И вдруг – один-одинехонек, никого рядом, а если кто и подойдет, то на минутку, почему-то глаза опустив или глядя в сторону, словно
Эдика не видя. Исключительно по делу, да и то как бы мимоходом, вскользь, мимолетно. Вроде и не к нему вовсе. И в комнате, где сидит он вместе со своими отдельскими, изменилось – тише, что ли, то есть, понятно, люди переговариваются, как и прежде, но скомкано, скованно, а главное – опять же мимо Эдика, будто нет его. В его углу – как бы особая зона, даже свет иначе распределяется: сумрачно там.
А что, собственно? Если просто улыбаются, флиртуют, кокетничают, то и ничего, а если всерьез, то уже плохо. Эдик-то чем виноват, если женщины к нему тянутся? И не просто тянутся, а увлекаются. Это ведь даже не от статности (хотя и от нее) и прочих физических данных зависит, но и от иного чего-то. Может, им по душе томный долгий взгляд, почти гипнотизирующий, может, некая метафизическая, романтическая грусть в глазах, может, легкая, чуть насмешливая улыбка, красиво изгибающая тонкие чувственные губы.
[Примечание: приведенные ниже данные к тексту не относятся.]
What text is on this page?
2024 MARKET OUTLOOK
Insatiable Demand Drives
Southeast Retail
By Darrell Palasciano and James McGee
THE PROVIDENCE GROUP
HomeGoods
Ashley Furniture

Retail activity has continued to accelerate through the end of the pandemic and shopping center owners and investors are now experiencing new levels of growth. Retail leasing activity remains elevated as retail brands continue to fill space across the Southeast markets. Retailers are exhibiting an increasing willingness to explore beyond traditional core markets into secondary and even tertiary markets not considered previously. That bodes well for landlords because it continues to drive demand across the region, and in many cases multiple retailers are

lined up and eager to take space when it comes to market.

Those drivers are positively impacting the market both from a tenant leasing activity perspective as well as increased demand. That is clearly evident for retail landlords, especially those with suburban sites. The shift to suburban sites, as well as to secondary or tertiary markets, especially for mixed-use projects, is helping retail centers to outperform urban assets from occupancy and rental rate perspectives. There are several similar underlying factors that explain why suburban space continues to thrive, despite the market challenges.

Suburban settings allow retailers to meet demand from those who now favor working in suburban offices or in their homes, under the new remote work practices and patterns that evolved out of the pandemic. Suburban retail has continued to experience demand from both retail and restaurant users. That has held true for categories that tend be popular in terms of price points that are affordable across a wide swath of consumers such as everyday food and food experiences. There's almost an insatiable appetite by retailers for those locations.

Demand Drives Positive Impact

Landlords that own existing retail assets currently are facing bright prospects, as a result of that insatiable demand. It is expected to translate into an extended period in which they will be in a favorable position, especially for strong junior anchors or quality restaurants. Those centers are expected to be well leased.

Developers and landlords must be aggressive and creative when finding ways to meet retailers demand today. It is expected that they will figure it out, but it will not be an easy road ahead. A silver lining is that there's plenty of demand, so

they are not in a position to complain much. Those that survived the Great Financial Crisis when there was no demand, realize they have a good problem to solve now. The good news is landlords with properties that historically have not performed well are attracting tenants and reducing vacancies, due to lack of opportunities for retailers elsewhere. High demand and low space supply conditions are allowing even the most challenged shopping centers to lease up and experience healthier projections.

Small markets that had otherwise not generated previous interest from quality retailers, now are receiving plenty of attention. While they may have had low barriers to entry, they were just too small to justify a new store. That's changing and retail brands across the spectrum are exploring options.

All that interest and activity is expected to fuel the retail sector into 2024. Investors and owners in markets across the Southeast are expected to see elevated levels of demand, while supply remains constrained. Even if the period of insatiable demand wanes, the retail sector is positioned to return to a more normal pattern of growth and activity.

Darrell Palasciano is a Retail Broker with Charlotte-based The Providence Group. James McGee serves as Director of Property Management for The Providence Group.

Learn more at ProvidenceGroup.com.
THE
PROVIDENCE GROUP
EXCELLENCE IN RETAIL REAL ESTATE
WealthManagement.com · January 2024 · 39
Женщины ведь как мотыльки – тянутся на пламя.
Теперь вот стало известно: один мотылек сгорел. Та девушка (очень милая – видели их пару раз вместе), с которой Эдик вроде бы в последнее время был близок, ее, короче, уже нет, в полном смысле (в живых). Эта девушка, как это не страшно сказать, умерла, да, наглоталась снотворных таблеток, и ее не смогли откачать, опоздали.
А причиной, выяснилось, не кто иной, как, ну да, Эдик, – влюблена она была в него. Сравнительно недавнее знакомство – и вот…
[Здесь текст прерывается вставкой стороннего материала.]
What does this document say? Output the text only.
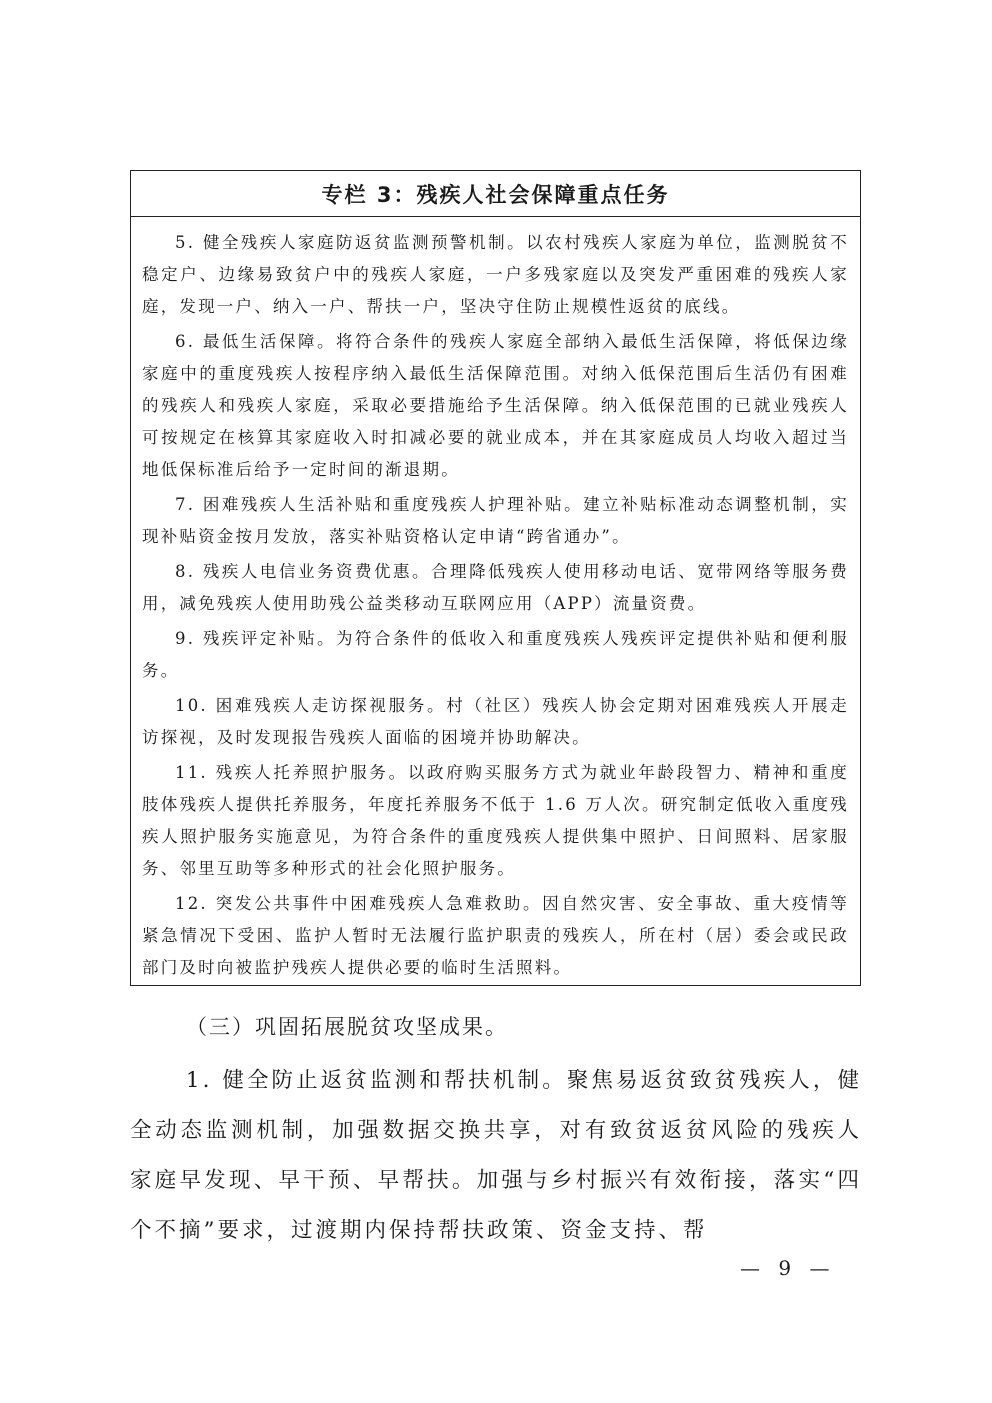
专栏 3：残疾人社会保障重点任务

5. 健全残疾人家庭防返贫监测预警机制。以农村残疾人家庭为单位，监测脱贫不稳定户、边缘易致贫户中的残疾人家庭，一户多残家庭以及突发严重困难的残疾人家庭，发现一户、纳入一户、帮扶一户，坚决守住防止规模性返贫的底线。

6. 最低生活保障。将符合条件的残疾人家庭全部纳入最低生活保障，将低保边缘家庭中的重度残疾人按程序纳入最低生活保障范围。对纳入低保范围后生活仍有困难的残疾人和残疾人家庭，采取必要措施给予生活保障。纳入低保范围的已就业残疾人可按规定在核算其家庭收入时扣减必要的就业成本，并在其家庭成员人均收入超过当地低保标准后给予一定时间的渐退期。

7. 困难残疾人生活补贴和重度残疾人护理补贴。建立补贴标准动态调整机制，实现补贴资金按月发放，落实补贴资格认定申请“跨省通办”。

8. 残疾人电信业务资费优惠。合理降低残疾人使用移动电话、宽带网络等服务费用，减免残疾人使用助残公益类移动互联网应用（APP）流量资费。

9. 残疾评定补贴。为符合条件的低收入和重度残疾人残疾评定提供补贴和便利服务。

10. 困难残疾人走访探视服务。村（社区）残疾人协会定期对困难残疾人开展走访探视，及时发现报告残疾人面临的困境并协助解决。

11. 残疾人托养照护服务。以政府购买服务方式为就业年龄段智力、精神和重度肢体残疾人提供托养服务，年度托养服务不低于 1.6 万人次。研究制定低收入重度残疾人照护服务实施意见，为符合条件的重度残疾人提供集中照护、日间照料、居家服务、邻里互助等多种形式的社会化照护服务。

12. 突发公共事件中困难残疾人急难救助。因自然灾害、安全事故、重大疫情等紧急情况下受困、监护人暂时无法履行监护职责的残疾人，所在村（居）委会或民政部门及时向被监护残疾人提供必要的临时生活照料。

（三）巩固拓展脱贫攻坚成果。

1. 健全防止返贫监测和帮扶机制。聚焦易返贫致贫残疾人，健全动态监测机制，加强数据交换共享，对有致贫返贫风险的残疾人家庭早发现、早干预、早帮扶。加强与乡村振兴有效衔接，落实“四个不摘”要求，过渡期内保持帮扶政策、资金支持、帮

— 9 —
Все теперь в курсе: она из-за Эдика над собой учинила, а значит, сильно ее зацепило, раз не захотела больше жить, когда узнала, что у
Эдика еще кто-то есть, тоже недавнее (или давнее, какая разница?) знакомство. Молоденькая она была и, вероятно, верила во что-то возвышенное и романтическое, в любовь эдакую-разэдакую, какой давно уже нет, а есть – связи и отношения, и могут они быть всякими, с разными женщинами и мужчинами, причем одновременно. А она, видимо, другого была воспитания, старомодного, и первое же серьезное несхождение идеала с реальностью застало ее врасплох. Сокрушило, можно сказать…
Так вот, нет девушки – трагедия, катастрофа и вообще. Хорошо родители интеллигентные, понимают, что любовь слепа, другой бы отец, не долго раздумывая, достал пушку (нынче просто) – и слез бы тогда пролилось несравнимо больше, причем не только по ушедшей безвременно влюбленной…
Извечный вопрос: кто виноват?
Вопрос, впрочем, риторический, поскольку ответ на него известен (его и не искали). Для читателя это тоже, вероятно, не загадка: если кто и виноват, то, конечно, Эдик (общее умозаключение). Любовь, понятно, дело серьезное, но надо же и совесть знать. Надо хоть капельку от-вет-ствен-нос-ти (соз-на-тель-ности). Хотя Эдик мог ведь ничего и не обещать той несчастной девушке, а просто поддался чувственному порыву (при не только полной, но и, как оказалось, роковой взаимности). Если б он мог даже предположить такое (должен был, между прочим!), то наверняка бы его как ветром сдуло, только и видели.
Но что случилось, то случилось – не поправить.
Вокруг – молчание… Словно он сам лично, причем чуть ли не насильно заставил ту девушку принять смертоносные таблетки.
Взгляды косые. Шепотки. Осуждение, короче.
Виноват – не виноват, кого это интересует? Есть жертва, пусть даже невольная, значит, есть и виновный. Он-то, между прочим, жив-здоров
(может, даже и не очень мучимый совестью), а другого человека
(девушки) – нет!
В это "нет" все, собственно, и упиралось. Магически оно на всех действовало, как если бы вдруг в Эдике проявилось что-то демоническое. Что-то криминальное, только разве не подпадающее ни под какую статью уголовного кодекса. Но все равно близкое. Не случись трагедии, никто бы и не обвинил ни в чем: кончились те времена, когда на работу, чуть что, слали телегу. SOS, муж загулял – примите срочно меры по партийной линии. Или по профсоюзной. Или еще по какой. Под руки – и в семью, где после такого принудительного возвращения еще хуже.